According to Bloomberg, the much-anticipated Bitcoin halving event took place recently, reducing the mining reward by half. This event, which occurs every four years, is designed to limit the number of Bitcoins in circulation to a maximum of 21 million, as per the original cryptocurrency's code. The halving mechanism was introduced by Bitcoin's anonymous creator, Satoshi Nakamoto, to prevent inflation.

The halving event, which was the fourth since 2012, reduced the daily reward for miners from 900 to 450 Bitcoins. Despite the reduction, Bitcoin advocates remain optimistic about the cryptocurrency's future. However, market watchers have noted that the halving was already factored into the price, resulting in limited price movement.

The impact of Bitcoin mining on the total number of tokens in circulation decreases with each halving. For instance, the number of tokens mined after the first halving represented 50% of the total Bitcoins at the time, while the new supply in the upcoming cycle will only account for 3.3%.

The halving event is expected to have a more significant impact on Bitcoin mining companies than on the cryptocurrency's price. Bitcoin mining, which is an energy-intensive process, involves using specialized computers to validate transactions on the blockchain.
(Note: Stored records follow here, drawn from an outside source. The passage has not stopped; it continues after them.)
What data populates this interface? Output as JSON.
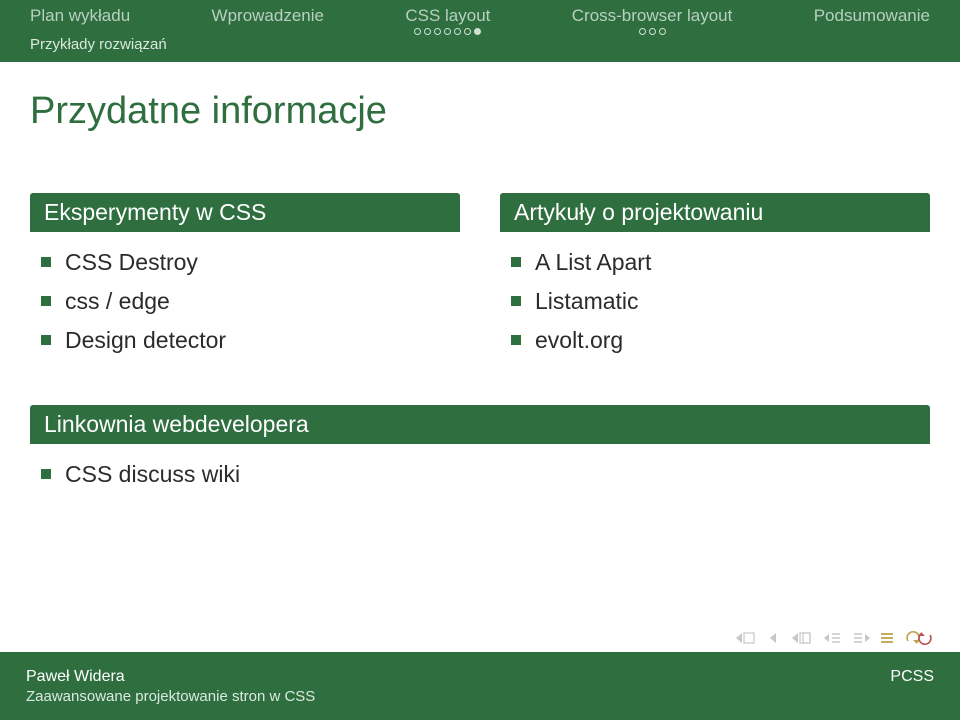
{
  "nav": {
    "items": [
      {
        "label": "Plan wykładu"
      },
      {
        "label": "Wprowadzenie"
      },
      {
        "label": "CSS layout"
      },
      {
        "label": "Cross-browser layout"
      },
      {
        "label": "Podsumowanie"
      }
    ],
    "subsection": "Przykłady rozwiązań"
  },
  "title": "Przydatne informacje",
  "block_left": {
    "title": "Eksperymenty w CSS",
    "items": [
      "CSS Destroy",
      "css / edge",
      "Design detector"
    ]
  },
  "block_right": {
    "title": "Artykuły o projektowaniu",
    "items": [
      "A List Apart",
      "Listamatic",
      "evolt.org"
    ]
  },
  "block_bottom": {
    "title": "Linkownia webdevelopera",
    "items": [
      "CSS discuss wiki"
    ]
  },
  "footer": {
    "author": "Paweł Widera",
    "institution": "PCSS",
    "subtitle": "Zaawansowane projektowanie stron w CSS"
  },
  "colors": {
    "brand": "#2e6e3f",
    "nav_arrow": "#c7c7c7",
    "nav_outline": "#c7c7c7",
    "nav_list_icon": "#bfa24a",
    "nav_refresh": "#bfa24a",
    "nav_refresh_accent": "#c05050"
  }
}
Large-scale miners are expected to consolidate, with publicly-traded firms gaining market share due to their greater access to funding and ability to invest in more efficient equipment.

The next Bitcoin halving is scheduled for 2028, reducing the reward for miners to 1.5625 from 3.125 for successfully processing a block of transaction data. Once the 21 million cap is reached, miners will have to rely on transaction fees, which currently constitute a small portion of their total revenue.